There are some very heartbreaking moments which include Ellen Burstyn as the mother of seven children who were all abused by one priest. Burstyn only appears in the film for only a few minutes but she makes the most of her scenes. (Update: If the group that awards the Emmys wanted to nominate a short but powerful performance by Burstyn, it should have been this one not the 14 second performance in Mrs. Harris. But I digress.)

Also of note, Chris Bauer who plays Olan Horne, one of the victims. He has a scene in which he is taunted by a couple of insensitive men at a local deli. When he graphically describes to them how he was abused, I was almost in tears. Bauer was a standout.

Christopher Plummer does a good job playing Cardinal Bernard Law. It would have been very easy to play him as a caricature (which, in my opinion, is what happened with the actors who portrayed the young and adult Fr. Geoghan) and Plummer somehow gave him some sympathetic qualities which made him a bit more complex.

My main issue with the movie was the decision by the screenwriter and the director to put so much weight on the legal aspects of the case and the news media's part of reporting the story. It does not mean that those aspects of the story should be ignored. Perhaps it had more to do with the source material. Author David France covered the crisis when he was a senior editor at Newsweek.

Because of this, despite some good scenes, I thought Ted Danson performance as Mitchell Garabedian was problematic. I was unable to connect with his character because I was paying more attention to the victims and the clergy. To me, Garabedian is a secondary character who was placed in a lead role. Also, I was very unimpressed with the scenes involving the reporters at the Boston Globe. It felt like a poor imitation of "All The President's Men".

There should have been more stories about the adult victims and their families and how these abuses affected their lives. I wished they would have delved more into the politics of the Catholic Church and why the church failed the victims and the reactions of parishioners and how their faith was shaken by this controversy.

I also believe that if the movie was performed chronologically and not used flashbacks, it would have been even more powerful and effective. While watching "Our Fathers", I kept thinking about the landmark, two-part film "The Boys of St. Vincent" (1992 and 1993), which told the true story of the sexual abuse of children at a orphanage in Newfoundland, Canada. The orphanage was run by a religious community. The movies also showed how it affected the victims, their families and the abusers 15 years later.

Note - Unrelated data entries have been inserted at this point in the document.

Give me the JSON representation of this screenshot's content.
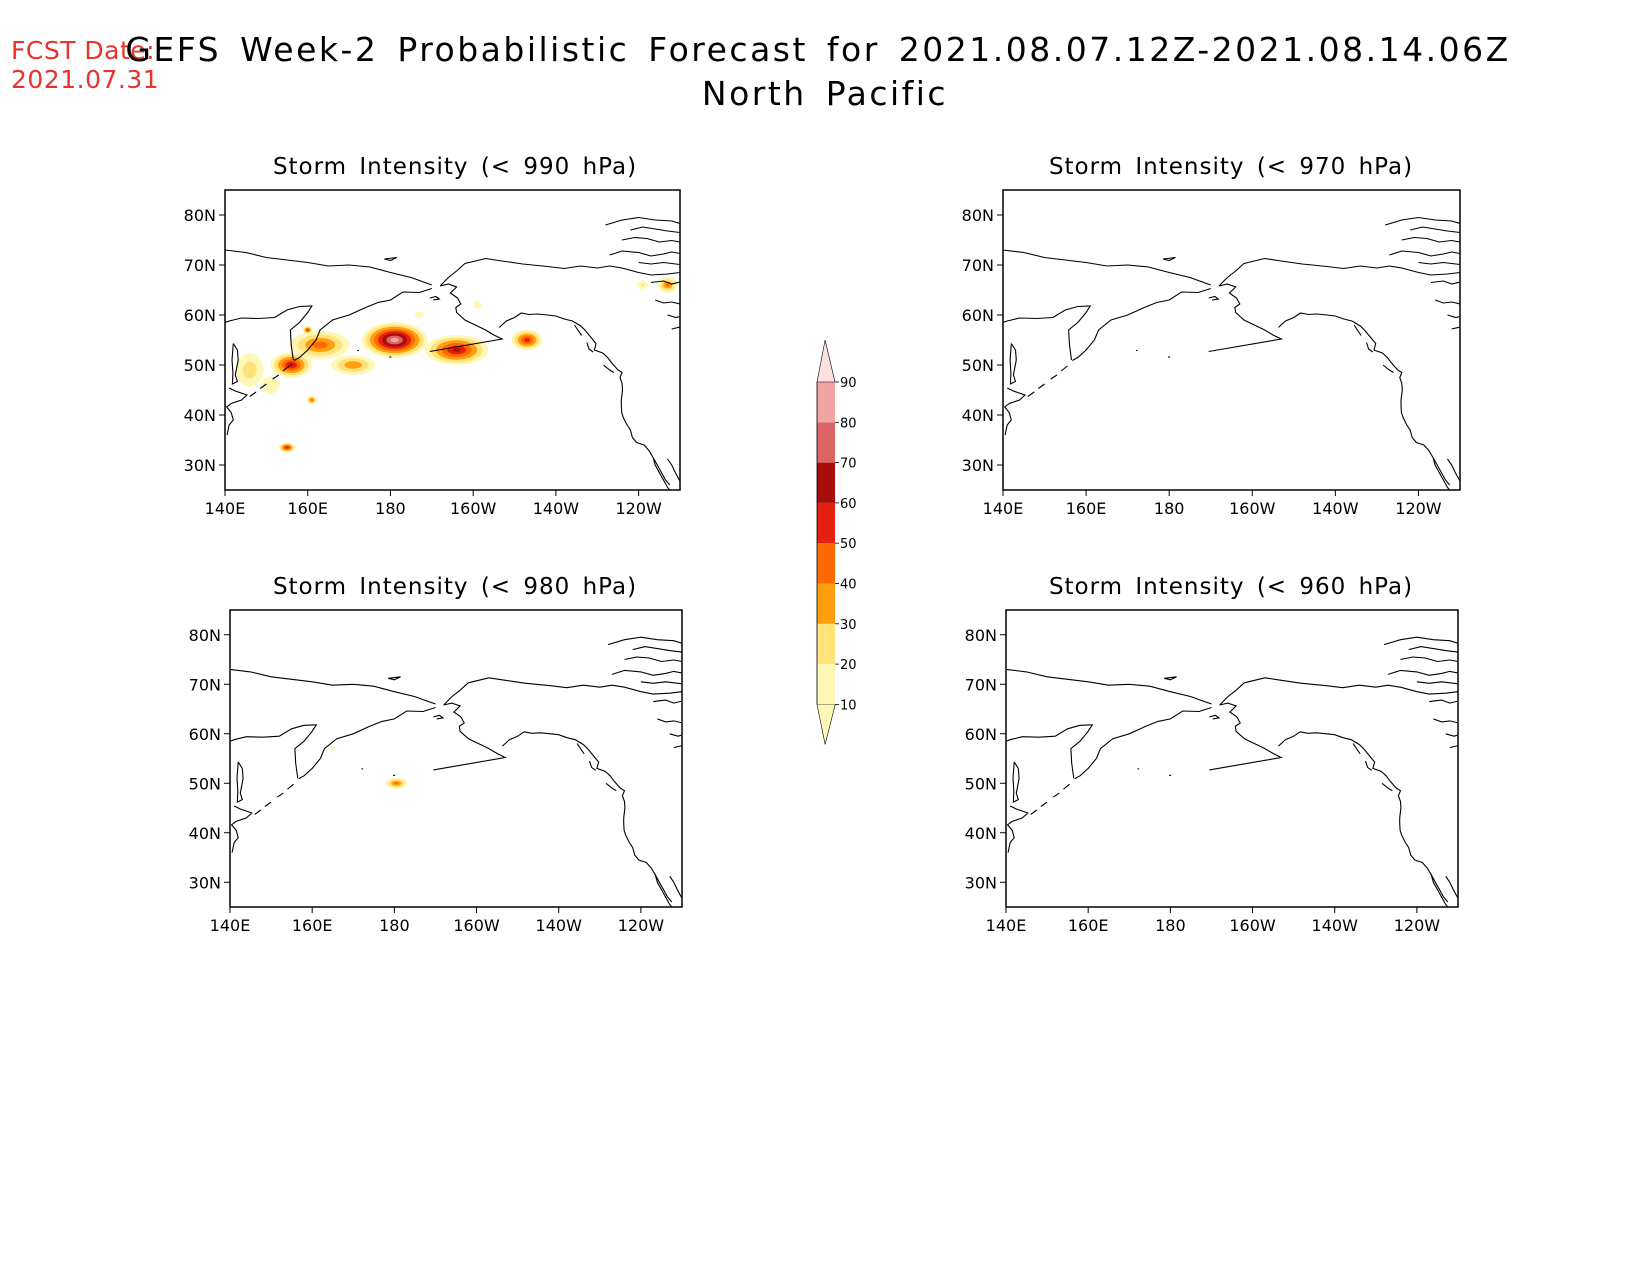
{
  "forecast_date": {
    "label": "FCST Date:",
    "value": "2021.07.31",
    "color": "#e8322a"
  },
  "title": {
    "line1": "GEFS Week-2 Probabilistic Forecast for 2021.08.07.12Z-2021.08.14.06Z",
    "line2": "North Pacific"
  },
  "axes": {
    "lon_ticks": [
      "140E",
      "160E",
      "180",
      "160W",
      "140W",
      "120W"
    ],
    "lat_ticks": [
      "80N",
      "70N",
      "60N",
      "50N",
      "40N",
      "30N"
    ]
  },
  "colorbar": {
    "levels": [
      "10",
      "20",
      "30",
      "40",
      "50",
      "60",
      "70",
      "80",
      "90"
    ],
    "colors": [
      "#fff7b6",
      "#ffe27a",
      "#ff9f10",
      "#ff6a00",
      "#e5200f",
      "#a70e0a",
      "#dd6464",
      "#f2a3a3",
      "#fde0e0"
    ]
  },
  "panels": [
    {
      "title": "Storm Intensity (< 990 hPa)",
      "threshold_hpa": 990
    },
    {
      "title": "Storm Intensity (< 970 hPa)",
      "threshold_hpa": 970
    },
    {
      "title": "Storm Intensity (< 980 hPa)",
      "threshold_hpa": 980
    },
    {
      "title": "Storm Intensity (< 960 hPa)",
      "threshold_hpa": 960
    }
  ],
  "chart_data": [
    {
      "type": "heatmap",
      "title": "Storm Intensity (< 990 hPa)",
      "units": "%",
      "x_range": [
        "140E",
        "110W"
      ],
      "y_range": [
        "25N",
        "85N"
      ],
      "blobs": [
        {
          "lon": 181,
          "lat": 55,
          "rx": 9,
          "ry": 4,
          "max": 85
        },
        {
          "lon": 163,
          "lat": 54,
          "rx": 9,
          "ry": 3.5,
          "max": 45
        },
        {
          "lon": 156,
          "lat": 50,
          "rx": 6,
          "ry": 3,
          "max": 60
        },
        {
          "lon": 196,
          "lat": 53,
          "rx": 9,
          "ry": 3.5,
          "max": 62
        },
        {
          "lon": 213,
          "lat": 55,
          "rx": 4.5,
          "ry": 2.5,
          "max": 55
        },
        {
          "lon": 146,
          "lat": 49,
          "rx": 5,
          "ry": 5,
          "max": 25
        },
        {
          "lon": 151,
          "lat": 46,
          "rx": 4,
          "ry": 3,
          "max": 18
        },
        {
          "lon": 171,
          "lat": 50,
          "rx": 7,
          "ry": 2.5,
          "max": 38
        },
        {
          "lon": 155,
          "lat": 33.5,
          "rx": 2.4,
          "ry": 1.2,
          "max": 58
        },
        {
          "lon": 161,
          "lat": 43,
          "rx": 1.6,
          "ry": 1.2,
          "max": 42
        },
        {
          "lon": 160,
          "lat": 57,
          "rx": 1.5,
          "ry": 1,
          "max": 52
        },
        {
          "lon": 247,
          "lat": 66,
          "rx": 3,
          "ry": 2,
          "max": 42
        },
        {
          "lon": 241,
          "lat": 66,
          "rx": 2,
          "ry": 1.5,
          "max": 20
        },
        {
          "lon": 201,
          "lat": 62,
          "rx": 2,
          "ry": 1.5,
          "max": 15
        },
        {
          "lon": 187,
          "lat": 60,
          "rx": 2.5,
          "ry": 1.2,
          "max": 15
        }
      ]
    },
    {
      "type": "heatmap",
      "title": "Storm Intensity (< 970 hPa)",
      "units": "%",
      "blobs": []
    },
    {
      "type": "heatmap",
      "title": "Storm Intensity (< 980 hPa)",
      "units": "%",
      "blobs": [
        {
          "lon": 180.5,
          "lat": 50,
          "rx": 3.4,
          "ry": 1.4,
          "max": 42
        },
        {
          "lon": 165,
          "lat": 57,
          "rx": 1.2,
          "ry": 0.9,
          "max": 12
        }
      ]
    },
    {
      "type": "heatmap",
      "title": "Storm Intensity (< 960 hPa)",
      "units": "%",
      "blobs": []
    }
  ]
}
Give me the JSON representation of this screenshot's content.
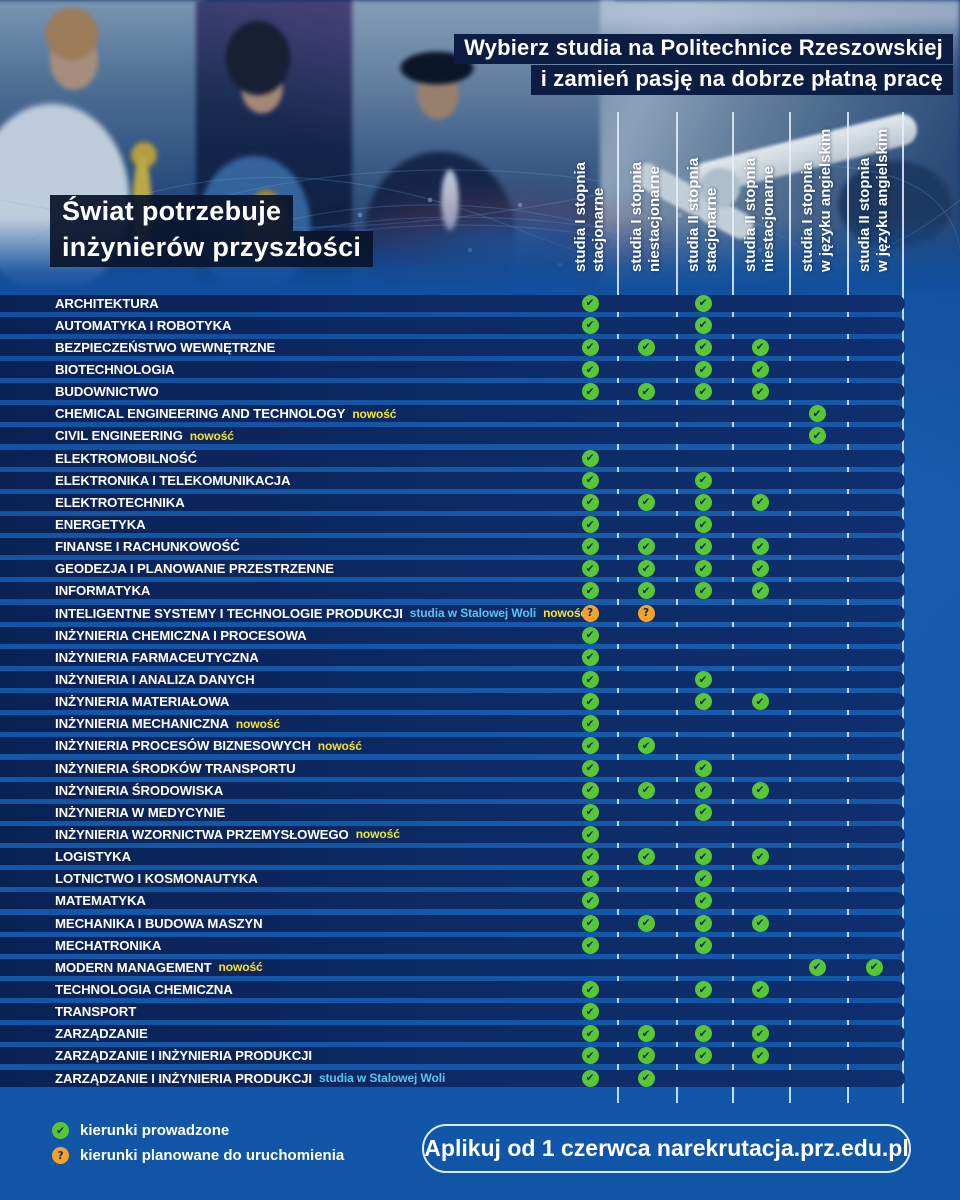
{
  "header": {
    "line1_regular": "Wybierz studia na ",
    "line1_bold": "Politechnice Rzeszowskiej",
    "line2": "i zamień pasję na dobrze płatną pracę"
  },
  "hero_title": {
    "line1": "Świat potrzebuje",
    "line2": "inżynierów przyszłości"
  },
  "columns": [
    {
      "line1": "studia I stopnia",
      "line2": "stacjonarne"
    },
    {
      "line1": "studia I stopnia",
      "line2": "niestacjonarne"
    },
    {
      "line1": "studia II stopnia",
      "line2": "stacjonarne"
    },
    {
      "line1": "studia II stopnia",
      "line2": "niestacjonarne"
    },
    {
      "line1": "studia I stopnia",
      "line2": "w języku angielskim"
    },
    {
      "line1": "studia II stopnia",
      "line2": "w języku angielskim"
    }
  ],
  "colors": {
    "check_green": "#58c735",
    "planned_orange": "#f4a32a",
    "badge_new_yellow": "#f3e52c",
    "badge_location_blue": "#5ac3f5",
    "row_navy": "#0d2a63"
  },
  "programs": [
    {
      "name": "ARCHITEKTURA",
      "tags": [],
      "cells": [
        "c",
        "",
        "c",
        "",
        "",
        ""
      ]
    },
    {
      "name": "AUTOMATYKA I ROBOTYKA",
      "tags": [],
      "cells": [
        "c",
        "",
        "c",
        "",
        "",
        ""
      ]
    },
    {
      "name": "BEZPIECZEŃSTWO WEWNĘTRZNE",
      "tags": [],
      "cells": [
        "c",
        "c",
        "c",
        "c",
        "",
        ""
      ]
    },
    {
      "name": "BIOTECHNOLOGIA",
      "tags": [],
      "cells": [
        "c",
        "",
        "c",
        "c",
        "",
        ""
      ]
    },
    {
      "name": "BUDOWNICTWO",
      "tags": [],
      "cells": [
        "c",
        "c",
        "c",
        "c",
        "",
        ""
      ]
    },
    {
      "name": "CHEMICAL ENGINEERING AND TECHNOLOGY",
      "tags": [
        {
          "type": "new",
          "text": "nowość"
        }
      ],
      "cells": [
        "",
        "",
        "",
        "",
        "c",
        ""
      ]
    },
    {
      "name": "CIVIL ENGINEERING",
      "tags": [
        {
          "type": "new",
          "text": "nowość"
        }
      ],
      "cells": [
        "",
        "",
        "",
        "",
        "c",
        ""
      ]
    },
    {
      "name": "ELEKTROMOBILNOŚĆ",
      "tags": [],
      "cells": [
        "c",
        "",
        "",
        "",
        "",
        ""
      ]
    },
    {
      "name": "ELEKTRONIKA I TELEKOMUNIKACJA",
      "tags": [],
      "cells": [
        "c",
        "",
        "c",
        "",
        "",
        ""
      ]
    },
    {
      "name": "ELEKTROTECHNIKA",
      "tags": [],
      "cells": [
        "c",
        "c",
        "c",
        "c",
        "",
        ""
      ]
    },
    {
      "name": "ENERGETYKA",
      "tags": [],
      "cells": [
        "c",
        "",
        "c",
        "",
        "",
        ""
      ]
    },
    {
      "name": "FINANSE I RACHUNKOWOŚĆ",
      "tags": [],
      "cells": [
        "c",
        "c",
        "c",
        "c",
        "",
        ""
      ]
    },
    {
      "name": "GEODEZJA I PLANOWANIE PRZESTRZENNE",
      "tags": [],
      "cells": [
        "c",
        "c",
        "c",
        "c",
        "",
        ""
      ]
    },
    {
      "name": "INFORMATYKA",
      "tags": [],
      "cells": [
        "c",
        "c",
        "c",
        "c",
        "",
        ""
      ]
    },
    {
      "name": "INTELIGENTNE SYSTEMY I TECHNOLOGIE PRODUKCJI",
      "tags": [
        {
          "type": "location",
          "text": "studia w Stalowej Woli"
        },
        {
          "type": "new",
          "text": "nowość"
        }
      ],
      "cells": [
        "q",
        "q",
        "",
        "",
        "",
        ""
      ]
    },
    {
      "name": "INŻYNIERIA CHEMICZNA I PROCESOWA",
      "tags": [],
      "cells": [
        "c",
        "",
        "",
        "",
        "",
        ""
      ]
    },
    {
      "name": "INŻYNIERIA FARMACEUTYCZNA",
      "tags": [],
      "cells": [
        "c",
        "",
        "",
        "",
        "",
        ""
      ]
    },
    {
      "name": "INŻYNIERIA I ANALIZA DANYCH",
      "tags": [],
      "cells": [
        "c",
        "",
        "c",
        "",
        "",
        ""
      ]
    },
    {
      "name": "INŻYNIERIA MATERIAŁOWA",
      "tags": [],
      "cells": [
        "c",
        "",
        "c",
        "c",
        "",
        ""
      ]
    },
    {
      "name": "INŻYNIERIA MECHANICZNA",
      "tags": [
        {
          "type": "new",
          "text": "nowość"
        }
      ],
      "cells": [
        "c",
        "",
        "",
        "",
        "",
        ""
      ]
    },
    {
      "name": "INŻYNIERIA PROCESÓW BIZNESOWYCH",
      "tags": [
        {
          "type": "new",
          "text": "nowość"
        }
      ],
      "cells": [
        "c",
        "c",
        "",
        "",
        "",
        ""
      ]
    },
    {
      "name": "INŻYNIERIA ŚRODKÓW TRANSPORTU",
      "tags": [],
      "cells": [
        "c",
        "",
        "c",
        "",
        "",
        ""
      ]
    },
    {
      "name": "INŻYNIERIA ŚRODOWISKA",
      "tags": [],
      "cells": [
        "c",
        "c",
        "c",
        "c",
        "",
        ""
      ]
    },
    {
      "name": "INŻYNIERIA W MEDYCYNIE",
      "tags": [],
      "cells": [
        "c",
        "",
        "c",
        "",
        "",
        ""
      ]
    },
    {
      "name": "INŻYNIERIA WZORNICTWA PRZEMYSŁOWEGO",
      "tags": [
        {
          "type": "new",
          "text": "nowość"
        }
      ],
      "cells": [
        "c",
        "",
        "",
        "",
        "",
        ""
      ]
    },
    {
      "name": "LOGISTYKA",
      "tags": [],
      "cells": [
        "c",
        "c",
        "c",
        "c",
        "",
        ""
      ]
    },
    {
      "name": "LOTNICTWO I KOSMONAUTYKA",
      "tags": [],
      "cells": [
        "c",
        "",
        "c",
        "",
        "",
        ""
      ]
    },
    {
      "name": "MATEMATYKA",
      "tags": [],
      "cells": [
        "c",
        "",
        "c",
        "",
        "",
        ""
      ]
    },
    {
      "name": "MECHANIKA I BUDOWA MASZYN",
      "tags": [],
      "cells": [
        "c",
        "c",
        "c",
        "c",
        "",
        ""
      ]
    },
    {
      "name": "MECHATRONIKA",
      "tags": [],
      "cells": [
        "c",
        "",
        "c",
        "",
        "",
        ""
      ]
    },
    {
      "name": "MODERN MANAGEMENT",
      "tags": [
        {
          "type": "new",
          "text": "nowość"
        }
      ],
      "cells": [
        "",
        "",
        "",
        "",
        "c",
        "c"
      ]
    },
    {
      "name": "TECHNOLOGIA CHEMICZNA",
      "tags": [],
      "cells": [
        "c",
        "",
        "c",
        "c",
        "",
        ""
      ]
    },
    {
      "name": "TRANSPORT",
      "tags": [],
      "cells": [
        "c",
        "",
        "",
        "",
        "",
        ""
      ]
    },
    {
      "name": "ZARZĄDZANIE",
      "tags": [],
      "cells": [
        "c",
        "c",
        "c",
        "c",
        "",
        ""
      ]
    },
    {
      "name": "ZARZĄDZANIE I INŻYNIERIA PRODUKCJI",
      "tags": [],
      "cells": [
        "c",
        "c",
        "c",
        "c",
        "",
        ""
      ]
    },
    {
      "name": "ZARZĄDZANIE I INŻYNIERIA PRODUKCJI",
      "tags": [
        {
          "type": "location",
          "text": "studia w Stalowej Woli"
        }
      ],
      "cells": [
        "c",
        "c",
        "",
        "",
        "",
        ""
      ]
    }
  ],
  "legend": [
    {
      "icon": "check",
      "label": "kierunki prowadzone"
    },
    {
      "icon": "question",
      "label": "kierunki planowane do uruchomienia"
    }
  ],
  "cta": {
    "regular": "Aplikuj od 1 czerwca na ",
    "bold": "rekrutacja.prz.edu.pl"
  }
}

Also, I found Brian Dennehy's performance as Father Dominic Spagnolia, the clergyman who publicly criticized Cardinal Law and the Boston Archdiocese's handling of the sexual abuse claims but also had skeletons in his own closet, fiercely charismatic and totally fearless. Dennehy has been one of my favorite actors and when he sinks his teeth into a role, watch out. However, I believe the story of Father Spagnolia deserves a movie of its own.

Overall, "Our Fathers" was well-intended but not totally successful.